I'm not going to spend 40 hours in labour to deliver my kid into the hands of an abuser. All weapons necessary to fight this scourge, whether it's during childcare, school time or play time.
Of course, the leaders at Scouts ACT were not thinking about making children safer. They weren't thinking of the children. They were thinking of their own organisation. In its submission, it said volunteer-based organisations are already under pressure to recruit and retain volunteers.
"If participation becomes contingent on time-consuming compliance processes, especially for low-risk, incidental involvement, many people will simply choose not to help. Individuals may [also] be deterred by perceived legal risks."
Excellent. Anything to act as a deterrent for predators. Love that for us.
Strangely enough, though, Scouts Australia participated in new research on what makes volunteers tick.

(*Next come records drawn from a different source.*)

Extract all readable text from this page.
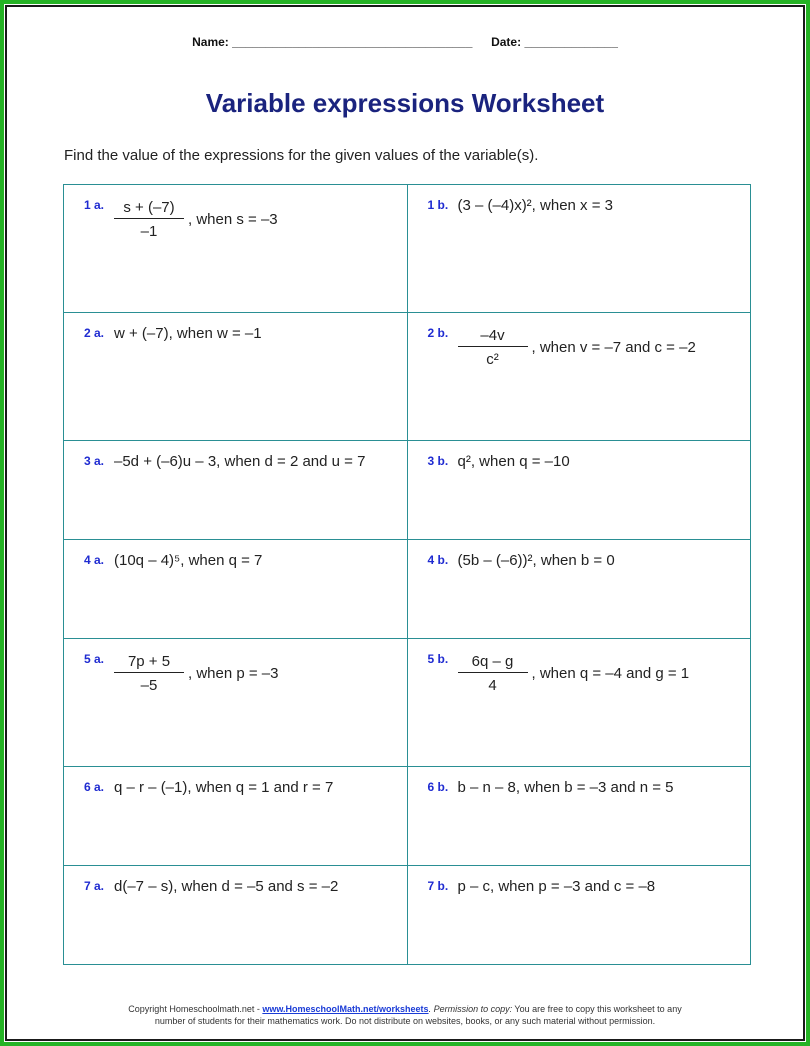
Name: ____________________________________ Date: ______________
Variable expressions Worksheet
Find the value of the expressions for the given values of the variable(s).
1 a. $\frac{s + (-7)}{-1}$ , when s = –3	1 b. (3 – (–4)x)², when x = 3

2 a. w + (–7), when w = –1	2 b. $\frac{-4v}{\text{c²}}$ , when v = –7 and c = –2

3 a. –5d + (–6)u – 3, when d = 2 and u = 7	3 b. q², when q = –10

4 a. (10q – 4)⁵, when q = 7	4 b. (5b – (–6))², when b = 0

5 a. $\frac{7p + 5}{-5}$ , when p = –3	5 b. $\frac{6q - g}{4}$ , when q = –4 and g = 1

6 a. q – r – (–1), when q = 1 and r = 7	6 b. b – n – 8, when b = –3 and n = 5

7 a. d(–7 – s), when d = –5 and s = –2	7 b. p – c, when p = –3 and c = –8
Copyright Homeschoolmath.net - www.HomeschoolMath.net/worksheets. Permission to copy: You are free to copy this worksheet to any
number of students for their mathematics work. Do not distribute on websites, books, or any such material without permission.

The Scouts know that compliance is not a big problem. Alex Luksyte, associate professor in the business school at the University of Western Australia, and colleagues interviewed thousands of scouting volunteers in WA. And did she discover that more "compliance", more "red tape" would make people leave?
It's pretty hard to predict what will happen when people volunteer - but the compliance, the red tape, that was way down the list. There are, she says, seven reasons why people leave volunteering.
Some of them I've experienced myself - you sign up to manage a sporting team or part of a band and suddenly your work changes or your shifts change or you have multiple competing priorities with kids all over the place. People, it is not possible to wrangle hockey practice on one side of the city and flute choir on the other.
So yes, the biggest reasons people leave are personal commitments and circumstances. These folks love volunteering and want to give back to the community, says Lutsyke, but they can't manage everything, everywhere, all at once.
Next biggest reason: when we volunteer, we think we can compartmentalise, manage the demands. But mostly organisations who use volunteers make high demands on their people but have low resources to support those very people. Lutsyke says that on average, the people she and her team interviewed volunteered seven hours a week.
"That's a lot of work for something you are not paid for," she says.
Then volunteers leave because they feel a lack of inclusion within their chosen organisation - and that's separate to conflicts within the organisation or feeling left out. Poor leadership made the list. Then there's feeling like you don't really fit into the organisation - and poor communication including red tape and bureaucracy. Guessing that's where the 'compliance' problem arises. But as Lutsyke says: "That's not the major reason people leave." Of course it's not. Out of the seven reasons, it's right at the bottom.
Want to know why Rattenbury moved this amendment? In November last year, the High Court found a Catholic Church diocese could not be held vicariously liable for a priest's alleged sexual abuse of a child because the church did not directly employ him. Rattenbury's proposed amendment would, blessedly, expand the definition of employee to include someone akin to an employee. That would include office holders, owners, volunteers, contractors, priests and ministers. As Lanie Tindale explained yesterday, "The amendment would be retroactive, meaning victim-survivors of historical sexual abuse could take up legal action."
READ MORE JENNA PRICE:
Earlier this year, the ACT government proposed an $11 charge on working with vulnerable people (WWVP) cards. It was baffling.
As Mainul Haique wrote at the time, it is an "outrageous and unjust penalty on those who give so much to keep our community strong". Then the government added fuel to fire by suggesting that the new cost would be modest. There's always someone with a sense of humour in government with no discernible understanding of what our lives are like. What would politicians know about the impacts on people's budgets?
That proposal got dumped - because managing our volunteering commitments shouldn't cost us money. And this proposal, this amendment, must be passed because managing the safety of our children should never cost us their innocence.
- Jenna Price is a regular columnist.